Sayın Belediye Başkanımızla, pazarı, Pazar yerini konuştuk. Pazara, Pazar yerine, çok önem verdiklerini söyleyen Başkan,’Çok güzel, bir pazar yeri projesi hazırladık. Geniş bir alana kurulacak Pazar yerimizin altına, pazara, gelenlerin otomobillerini park edecekleri bir oto park, üstünü de pazar yeri olarak inşa edeceğiz. Pazar yeri açık olacak. Üstü, yazın sıcaktan, diğer mevsimlerde yağıştan korunacak şekilde kapalı olacak. Yanı başında kuracağımız çocuk parkı da anneleriyle birlikte gelen çocukların oyun yeri olacaktır.’Diye tanıttığın Pazar yerinin Atatürk Mahallesinde eski yem fabrikasının bitişiğinde bir yer olduğunu, krokiye bakarak öğrendik.
Şehir merkezinde, köylünün bütün hafta boyunca ürünlerini pazarlayacağı bir pazar yeri de kurmak istediklerini söyleyen başkan,’belediyeye ait uygun gördüğümüz bir yerimiz var. Orada, yoksulların, içinde kaldığı barakalar var. Onlara kalacakları bir yer temin ettiğimizde barakaları kaldırıp, orayı KÖYLÜ PAZARI yapmayı düşünüyoruz.
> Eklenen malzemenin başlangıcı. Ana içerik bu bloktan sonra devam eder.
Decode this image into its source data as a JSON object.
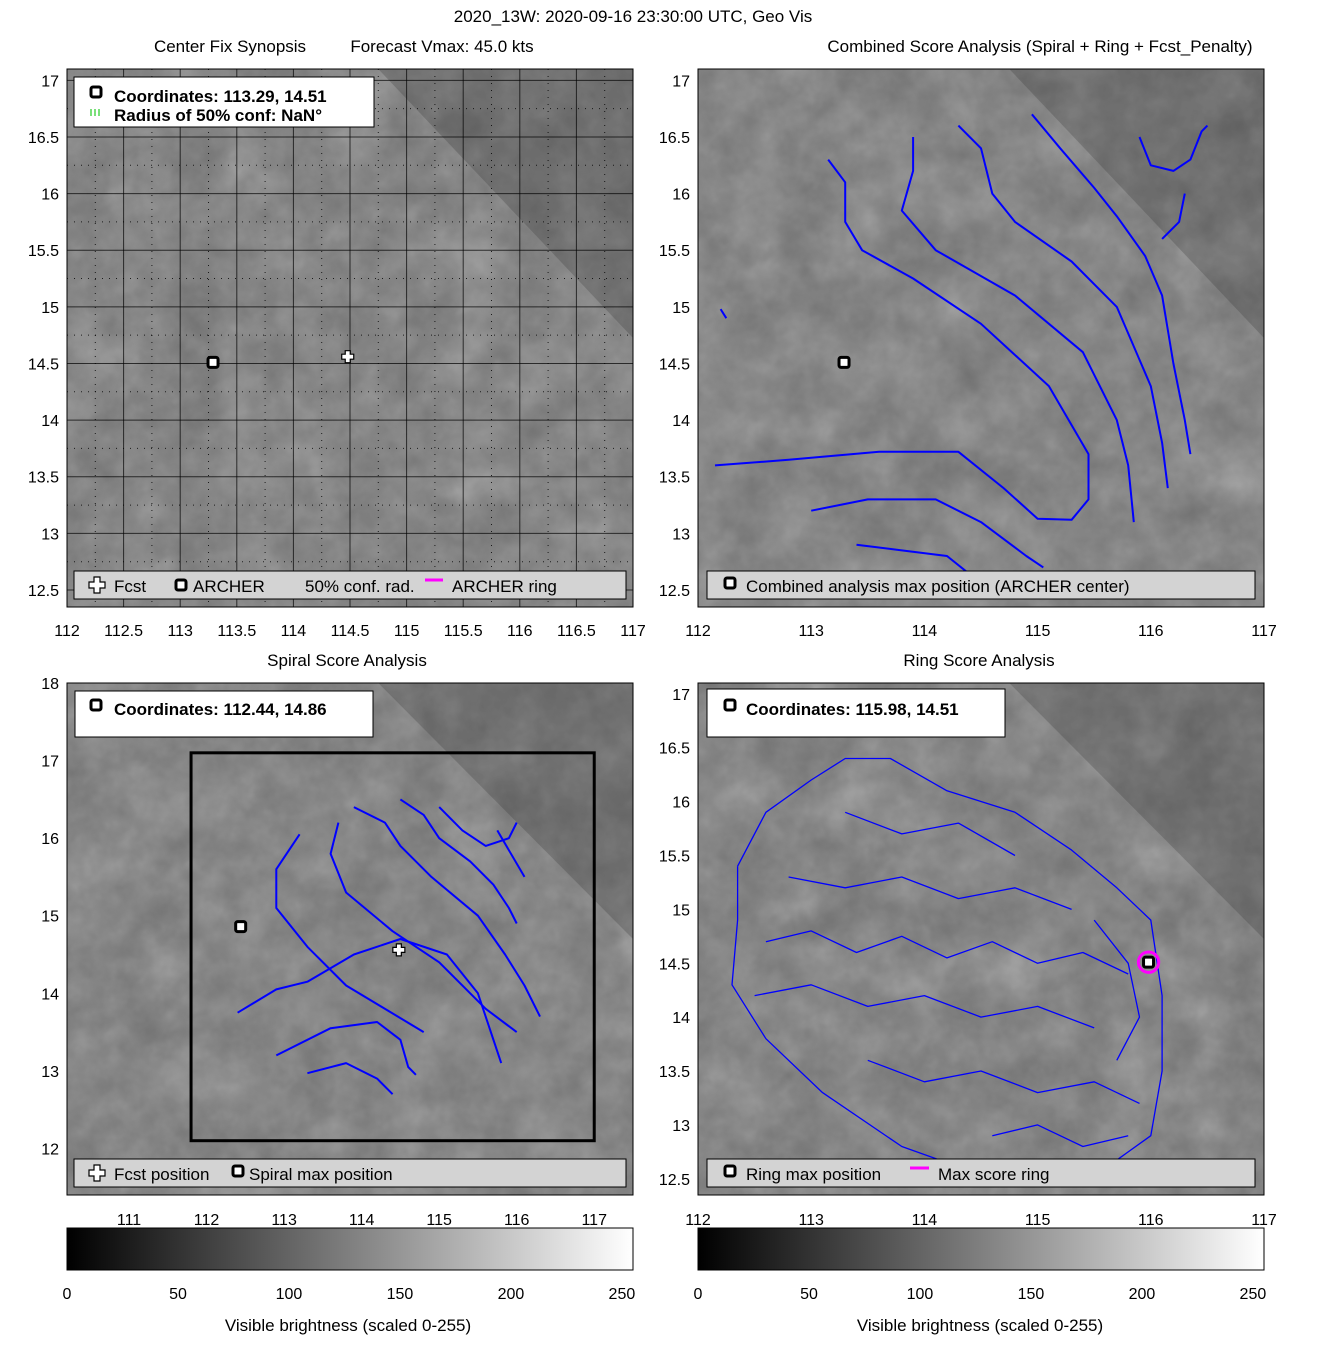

Affet Müdürlüğüne, Van depremi dolayısı ile verilecek kont eylerden bize de verilmesi için talepte bulunduk. Talebimizin yerine getirilmesi halinde köylü pazarını kuracağız.’Dedi.
Bu da beni sevindiren bir başka haber olmuştu. Ben bu sevinci başkanla paylaşmak isterken, Üzgün bir hali dikkatimi çekmişti. Sebebini sormama gerek kalmadan açıkladı. Ali Baba Mahallesinin arkasındaki tepeden yine kayalar kopmuş. Yaklaşık 50 aile, büyük bir tehlike içindelermiş. Onları o tehlikeden korumak Öncelikli, önemli bir sorunumuz. Kısa zamanda evlerini terk etmeleri gerekiyormuş. Onlara Çözüm aradıklarını, gerekeli tedbirlerin alınması için Vali Beyle görüşeceklerini ifade ederek,’Önü kış. Kışa hazırlıklar yapılmış. Çocuklar, okullara kaydedilmiş. Mevsimin getirdiği tehlikeler var. İşimiz çok zor. O ailelerin içinde bulundukları durumu düşündükçe üzülüyorum.’Dedi. O, aynı zamanda bir anaydı. Daha çok duyarlıydı.
Özel Kalem görevlisinin herhangi bir şey sormadan bir iki kez makama girip çıkması, dışarıda bekleyen, görüşmek isteyen misafirlerinin olduğu haberini vermesi olmalıydı.
Kapıya kadar bizi uğurlayan başkan, yorulmakta haklıydı. Bütün günü, ziyaretçilerini, dinlemekle, anlatmakla, şehrin sorunlarına, çözüm aramakla geçmekteydi.